Al momento la ricostruzione pubblica è a zero nel cratere abruzzese e appena agli inizi in tutto il cratere del Centro Italia. D’Alberto lo spiega così: «Per la ricostruzione pubblica siamo stati costretti per anni a lavorare senza strumenti, senza risorse, con una scarsissima attenzione delle istituzioni sovraordinate e in particolare di Parlamento e Governo. Ieri (martedì, ndr) abbiamo commemorato insieme al premier Draghi i cinque anni della tragedia di Amatrice ma il vero significato dell'incontro era far percepire a Draghi, che per la prima volta veniva fisicamente nei territori colpiti, che è necessario conservare l'azione di governo dell'ultimo anno, quella partita nell'ultimo scorcio del governo Conte. Nel 2020, dopo la nomina del commissario Giovanni Legnini, per la prima volta il sisma è diventato una priorità di governo, cosa che non era prima. Draghi l'ho visto assolutamente recettivo e in linea con Legnini. Bisogna proseguire in questa direzione: potenziare le risorse umane e finanziarie da mettere a disposizione di tutti gli uffici impegnati e favorire la semplificazione sia sulla ricostruzione privata, la cui situazione è già molto cambiata, che sulla pubblica».
Sulla ricostruzione pubblica Teramo ha beneficiato di tre ordinanze speciali, che faranno arrivare in città circa 140 milioni. La prima, da 31.8 milioni, affida poteri speciali in deroga al Comune e interessa sette edifici: cinque scuole (San Giuseppe, Villa Ripa, Savini, De Jacobis e Molinari), la sede municipale di piazza Orsini e quella storica del conservatorio Braga. «Tutte queste procedure», dice D’Alberto, «erano ferme quando ci siamo insediati, solo la San Giuseppe era in parte avviata. Oggi possiamo dire che tutte sono partite. Troppo poco? Ma in tutto il cratere sismico la situazione della ricostruzione pubblica è identica. Lo ha detto il rapporto di Legnini: gli interventi in fase di aggiudicazione per progettazione o esecuzione sono 1.365, i cantieri avviati 169».

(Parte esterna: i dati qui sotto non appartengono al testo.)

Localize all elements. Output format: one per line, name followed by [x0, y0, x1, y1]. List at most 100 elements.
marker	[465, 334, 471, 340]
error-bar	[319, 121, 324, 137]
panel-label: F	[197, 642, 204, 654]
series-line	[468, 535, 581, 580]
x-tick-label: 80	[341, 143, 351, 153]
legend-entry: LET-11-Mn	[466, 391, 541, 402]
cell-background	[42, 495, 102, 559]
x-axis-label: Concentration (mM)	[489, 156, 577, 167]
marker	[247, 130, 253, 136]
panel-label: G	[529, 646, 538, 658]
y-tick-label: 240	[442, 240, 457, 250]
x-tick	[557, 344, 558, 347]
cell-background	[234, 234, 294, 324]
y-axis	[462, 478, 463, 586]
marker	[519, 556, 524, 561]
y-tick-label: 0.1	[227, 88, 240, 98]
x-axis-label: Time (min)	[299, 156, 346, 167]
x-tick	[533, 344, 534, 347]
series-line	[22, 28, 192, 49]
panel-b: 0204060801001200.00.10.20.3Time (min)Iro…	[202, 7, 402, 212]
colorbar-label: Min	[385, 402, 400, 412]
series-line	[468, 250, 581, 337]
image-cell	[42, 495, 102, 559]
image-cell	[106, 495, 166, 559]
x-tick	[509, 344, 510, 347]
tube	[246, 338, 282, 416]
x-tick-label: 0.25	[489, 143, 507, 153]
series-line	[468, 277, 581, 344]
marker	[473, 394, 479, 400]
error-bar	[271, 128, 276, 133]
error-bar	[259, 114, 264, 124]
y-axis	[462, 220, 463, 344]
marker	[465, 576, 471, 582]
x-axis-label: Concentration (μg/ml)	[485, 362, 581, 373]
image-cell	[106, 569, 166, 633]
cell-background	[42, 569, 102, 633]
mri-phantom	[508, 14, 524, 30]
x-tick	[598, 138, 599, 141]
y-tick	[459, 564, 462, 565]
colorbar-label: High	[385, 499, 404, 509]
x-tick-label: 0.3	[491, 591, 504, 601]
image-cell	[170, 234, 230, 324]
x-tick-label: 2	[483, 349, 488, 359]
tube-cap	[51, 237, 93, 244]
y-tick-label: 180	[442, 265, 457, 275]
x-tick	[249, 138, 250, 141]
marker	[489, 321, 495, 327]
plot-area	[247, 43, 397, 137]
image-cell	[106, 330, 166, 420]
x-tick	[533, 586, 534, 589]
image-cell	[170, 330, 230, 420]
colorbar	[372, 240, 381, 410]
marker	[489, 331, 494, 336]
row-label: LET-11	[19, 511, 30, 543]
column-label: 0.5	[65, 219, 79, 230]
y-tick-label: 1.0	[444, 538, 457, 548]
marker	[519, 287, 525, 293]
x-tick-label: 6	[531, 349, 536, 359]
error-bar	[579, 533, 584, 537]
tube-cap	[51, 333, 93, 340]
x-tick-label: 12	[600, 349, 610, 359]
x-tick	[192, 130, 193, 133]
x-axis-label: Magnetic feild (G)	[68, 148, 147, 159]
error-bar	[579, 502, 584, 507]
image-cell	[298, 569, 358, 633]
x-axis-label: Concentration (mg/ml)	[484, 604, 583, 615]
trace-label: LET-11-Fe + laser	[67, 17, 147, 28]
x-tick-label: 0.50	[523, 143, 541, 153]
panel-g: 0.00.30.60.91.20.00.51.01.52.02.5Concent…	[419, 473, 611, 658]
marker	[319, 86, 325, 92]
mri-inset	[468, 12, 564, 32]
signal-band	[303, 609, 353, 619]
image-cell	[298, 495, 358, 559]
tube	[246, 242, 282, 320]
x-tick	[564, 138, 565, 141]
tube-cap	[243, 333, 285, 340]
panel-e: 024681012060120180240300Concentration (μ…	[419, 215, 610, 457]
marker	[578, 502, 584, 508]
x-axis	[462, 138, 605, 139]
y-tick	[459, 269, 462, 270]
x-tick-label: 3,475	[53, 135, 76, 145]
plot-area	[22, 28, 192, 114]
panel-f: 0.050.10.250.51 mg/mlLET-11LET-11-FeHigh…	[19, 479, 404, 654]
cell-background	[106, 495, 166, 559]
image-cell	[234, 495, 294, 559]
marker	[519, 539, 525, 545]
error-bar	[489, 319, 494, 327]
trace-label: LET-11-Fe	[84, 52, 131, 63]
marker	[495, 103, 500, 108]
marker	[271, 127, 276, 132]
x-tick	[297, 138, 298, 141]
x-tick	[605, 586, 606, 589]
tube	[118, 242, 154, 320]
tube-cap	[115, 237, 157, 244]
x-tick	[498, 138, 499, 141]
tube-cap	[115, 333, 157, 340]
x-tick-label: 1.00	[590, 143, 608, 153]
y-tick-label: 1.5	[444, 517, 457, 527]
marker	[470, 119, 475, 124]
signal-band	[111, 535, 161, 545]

Quanto agli effetti già visibili dell’ordinanza Teramo, D’Alberto sostiene: «È ancora presto, è diventata efficace a giugno e non abbiamo ancora il personale di rinforzo previsto. E poi è uno strumento nuovo, c'è bisogno di rodaggio. Ma già un’accelerazione si vede in particolare per la sede municipale, sulla quale siamo potuti uscire da una situazione normativa penalizzante e siamo prossimi all’affidamento della progettazione. Le altre procedure? È stata affidata la progettazione per Braga, Savini e San Giuseppe. Per Villa Ripa siamo in fase di validazione del progetto definitivo-esecutivo, qui si andrà presto a gara. Per la De Jacobis è in aggiudicazione la progettazione, per la Molinari è partita la procedura di affidamento».
D’Alberto auspica che nell’interlocuzione con gli altri enti «ci sia una risposta immediata e tempestiva di tutti, questo è fondamentale» e spera in una ulteriore semplificazione delle norme: «Le chiese sono soggette a regole simili alla ricostruzione privata, possono affidare i lavori senza gara. Quella è la vera semplificazione, basata sulla fiducia nelle istituzioni che devono portare avanti i lavori».
E la cosiddetta Cittadella della ricostruzione, lo spazio dove si trasferirà l’Ufficio speciale? A che punto siamo? «Siamo nei tempi che ci eravamo dati. Abbiamo firmato il contratto di comodato con l'Usr e fatta la gara per la sponsorizzazione: siamo pronti», conclude il sindaco, «a far partire i lavori».